Grandes desiertos del mundo | Los Héroes del silencio

Desierto Namibia

Cuando ves el desierto por primera vez, te quedas muy sorprendido, de la misma manera que te ocurrió si te topaste algún día con el mar o con una gran nevada. Son experiencias afines en cuanto a la cascada de reacciones que desencadena en el espectador, cuya percepción se ve sobrepasada por una sensación análoga: la de la inmensidad; una inmensidad que te deja atónito.

En un principio tus ojos se enfrentan a ese momento con el titubeo de un novato, extendiendo su tímida mirada sobre el infinito manto dorado y recibiendo a cambio un conmovedor impacto visual.

Superados esos segundos, van cogiendo confianza poco a poco y comienzan a sentirse deseosos de hundir su visión en los eternos montículos de arena que están por todas partes, deleitándose así con el momento único e irrepetible de haber descubierto uno de los paisajes más curiosos del planeta. Los demás sentidos, vírgenes en estas lides, se activan al máximo, ansiosos también por atesorar nuevas impresiones en su haber.

Después del bautismo, de haberte sumergido en esta nueva emoción y asumida ya la privilegiada realidad, desarrollas la destreza de mantener en la cima ese instante mágico, disfrutando al máximo del fantástico hallazgo, sintiéndote más vivo que nunca.

La imagen más icónica de estos biomas terrestres es la de grandes dunas anaranjadas, cielo despejado y un sol abrasador, pero lo cierto es que la panorámica puede variar llegando a ser en ocasiones, mucho más insólita de lo que uno cree debido a diversos factores, como la localización, la latitud y altitud, la erosión, las precipitaciones, los vientos y la temperatura. De esta manera hay desiertos costeros, de latitud media, calurosos y secos, cálidos, semiáridos, de frío o de hielo y nieve.

Muchos de ellos poseen récords a nivel mundial: el desierto más árido, el de Atacama en Chile; el más grande y caluroso, el famoso Sáhara del Norte de África; el más frío no polar, el Gobi, ubicado entre Mongolia y China; el más viejo, el de Namib en Namibia; el más rojo, el de Simpson en Australia; el más arenoso, el de la Península Arábiga; el más salado, el de Uyuni en Bolivia; o el más alto y ventoso, el Antártico en la Antártida.

En estos parajes la luz es especial.

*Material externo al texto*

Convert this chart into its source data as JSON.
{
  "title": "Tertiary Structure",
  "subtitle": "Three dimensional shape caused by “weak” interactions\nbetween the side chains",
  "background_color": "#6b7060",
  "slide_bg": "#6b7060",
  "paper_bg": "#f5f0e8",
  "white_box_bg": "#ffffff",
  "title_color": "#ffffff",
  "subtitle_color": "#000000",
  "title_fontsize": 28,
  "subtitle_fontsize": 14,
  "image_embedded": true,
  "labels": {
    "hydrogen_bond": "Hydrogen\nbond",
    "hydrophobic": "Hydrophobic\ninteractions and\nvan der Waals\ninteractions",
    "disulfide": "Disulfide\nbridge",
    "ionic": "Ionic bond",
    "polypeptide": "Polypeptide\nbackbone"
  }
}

Además, el cambio de la misma durante el amanecer y el anochecer, es fascinante. La explosión de los colores del fuego, convierten el cielo en un seductor tapiz que se proyecta sobre la inmensa planicie dotándola de una tonalidad más vibrante. Esta estampa te deja absorto y es muy apreciada por los viajeros, ya que constituye una de las experiencias más bellas que almacenan en sus currículums aventureros.

Algunas veces, el viento remueve el polvo poblando el horizonte de espejismos, de ilusiones ópticas que han encabezado las más variadas leyendas. Y en las frías noches, cuando millones de estrellas tintinean sobre tu cabeza, las constelaciones parecen estar más cerca que nuestro propio mundo.

En el desierto reina el silencio absoluto. La sensación es de que el tiempo no vuela por fin, volviéndose eterno para que puedas abrazar, en el retiro espiritual de tus pensamientos, esas reflexiones tan consabidas y románticas sobre lo sencillo de la felicidad.

Su infinidad inspira soledad, convirtiéndose en un lugar ideal para respirar hondo, para sentir sosiego y paz…para perderse o para encontrarse a uno mismo. Tú eliges.